Par un arrêt de principe du 6 octobre 2006 (n° 05-13.255), l'assemblée
plénière de la Cour de Cassation décide qu’un tiers à un contrat peut invoquer, sur le fondement de la responsabilité
délictuelle, un manquement contractuel dès lors que ce manquement lui a causé
un dommage.
En l'espèce, et sans en informer le bailleur, une société locataire d’une
immeuble commercial avait confié à un tiers la gérance de son fonds de commerce
exploité dans les locaux loués. Invoquant un défaut d'entretien des locaux de
la part du bailleur, le locataire gérant assigna ce dernier en référé, afin
d'obtenir la remise en état des lieux et le paiement d'une indemnité
provisionnelle en réparation d'un préjudice d'exploitation.

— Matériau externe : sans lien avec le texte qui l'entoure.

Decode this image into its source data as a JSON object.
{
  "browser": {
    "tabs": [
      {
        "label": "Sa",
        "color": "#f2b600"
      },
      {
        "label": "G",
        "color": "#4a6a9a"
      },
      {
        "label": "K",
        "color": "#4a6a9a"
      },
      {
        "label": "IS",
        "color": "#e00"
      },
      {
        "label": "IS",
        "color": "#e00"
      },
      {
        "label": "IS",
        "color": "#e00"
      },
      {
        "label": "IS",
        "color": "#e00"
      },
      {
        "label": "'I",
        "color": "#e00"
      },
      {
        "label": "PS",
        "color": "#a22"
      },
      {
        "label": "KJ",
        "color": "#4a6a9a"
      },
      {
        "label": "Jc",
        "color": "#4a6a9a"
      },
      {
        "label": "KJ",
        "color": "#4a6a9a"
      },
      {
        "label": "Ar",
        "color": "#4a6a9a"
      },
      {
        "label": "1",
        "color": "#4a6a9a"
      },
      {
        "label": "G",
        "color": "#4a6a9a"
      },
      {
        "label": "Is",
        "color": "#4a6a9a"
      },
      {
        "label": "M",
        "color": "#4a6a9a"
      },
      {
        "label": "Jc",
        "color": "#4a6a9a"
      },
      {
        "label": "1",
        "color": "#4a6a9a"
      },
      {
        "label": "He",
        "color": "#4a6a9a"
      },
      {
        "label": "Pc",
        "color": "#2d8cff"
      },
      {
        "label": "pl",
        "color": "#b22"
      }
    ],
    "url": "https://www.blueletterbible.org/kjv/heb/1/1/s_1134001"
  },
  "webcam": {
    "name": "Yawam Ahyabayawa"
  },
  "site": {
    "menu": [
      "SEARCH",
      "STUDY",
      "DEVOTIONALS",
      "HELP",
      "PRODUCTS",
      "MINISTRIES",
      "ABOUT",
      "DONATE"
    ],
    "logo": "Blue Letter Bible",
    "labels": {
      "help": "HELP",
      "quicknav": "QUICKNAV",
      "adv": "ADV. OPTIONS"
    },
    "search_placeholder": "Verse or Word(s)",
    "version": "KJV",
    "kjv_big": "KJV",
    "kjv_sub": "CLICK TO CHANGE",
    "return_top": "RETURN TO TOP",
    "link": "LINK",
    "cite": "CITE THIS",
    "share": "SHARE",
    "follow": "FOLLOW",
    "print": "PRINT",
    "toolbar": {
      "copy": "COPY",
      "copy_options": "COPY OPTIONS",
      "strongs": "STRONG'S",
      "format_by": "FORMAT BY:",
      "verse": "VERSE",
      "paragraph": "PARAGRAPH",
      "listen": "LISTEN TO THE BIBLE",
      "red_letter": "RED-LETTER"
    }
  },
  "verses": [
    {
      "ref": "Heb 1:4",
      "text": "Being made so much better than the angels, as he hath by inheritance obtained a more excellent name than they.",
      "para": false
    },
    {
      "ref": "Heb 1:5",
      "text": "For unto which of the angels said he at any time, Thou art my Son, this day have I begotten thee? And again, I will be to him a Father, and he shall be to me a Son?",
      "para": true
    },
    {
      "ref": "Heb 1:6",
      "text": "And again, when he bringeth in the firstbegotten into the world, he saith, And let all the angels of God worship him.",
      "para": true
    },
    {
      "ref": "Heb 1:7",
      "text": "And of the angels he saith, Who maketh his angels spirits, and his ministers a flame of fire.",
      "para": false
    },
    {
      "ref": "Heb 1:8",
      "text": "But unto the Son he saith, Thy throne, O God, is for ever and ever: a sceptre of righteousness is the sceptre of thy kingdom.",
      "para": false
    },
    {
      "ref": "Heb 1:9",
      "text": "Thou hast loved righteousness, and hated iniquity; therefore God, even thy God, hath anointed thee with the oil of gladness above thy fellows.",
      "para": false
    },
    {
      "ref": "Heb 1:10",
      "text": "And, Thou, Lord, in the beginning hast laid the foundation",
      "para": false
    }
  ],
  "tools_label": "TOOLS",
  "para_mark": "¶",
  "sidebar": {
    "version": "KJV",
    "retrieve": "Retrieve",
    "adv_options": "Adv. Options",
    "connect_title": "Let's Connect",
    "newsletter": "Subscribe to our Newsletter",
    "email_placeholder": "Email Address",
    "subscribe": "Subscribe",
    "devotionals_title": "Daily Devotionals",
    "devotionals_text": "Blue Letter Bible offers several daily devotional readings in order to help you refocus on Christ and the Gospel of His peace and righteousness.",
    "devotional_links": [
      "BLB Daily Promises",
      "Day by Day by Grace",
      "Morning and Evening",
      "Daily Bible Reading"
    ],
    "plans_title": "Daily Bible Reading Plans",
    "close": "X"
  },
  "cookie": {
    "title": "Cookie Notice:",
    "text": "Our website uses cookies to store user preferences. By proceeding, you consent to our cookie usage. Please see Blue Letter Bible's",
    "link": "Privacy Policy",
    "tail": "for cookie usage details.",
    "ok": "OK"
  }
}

La cour d'appel de Paris fait droit à cette demande sur le fondement de l'article 1382 du
Code civil et condamne le bailleur au paiement d'une provision au profit du
locataire et du locataire gérant à valoir sur leur préjudice consistant dans
les conséquences d'une impossibilité d'exploiter normalement les locaux loués.
Le bailleur se pourvoit en cassation. Reconnaissant que l'effet relatif
des contrats n'interdit pas aux tiers d'invoquer la situation de fait créée par
les conventions auxquelles ils n'ont pas été parties, dès lors que cette
situation de fait leur cause un préjudice de nature à fonder une action en
responsabilité délictuelle, le bailleur considère que, dans ce cas, le tiers
doit alors établir "l'existence d'une faute délictuelle envisagée en
elle-même indépendamment de tout point de vue contractuel".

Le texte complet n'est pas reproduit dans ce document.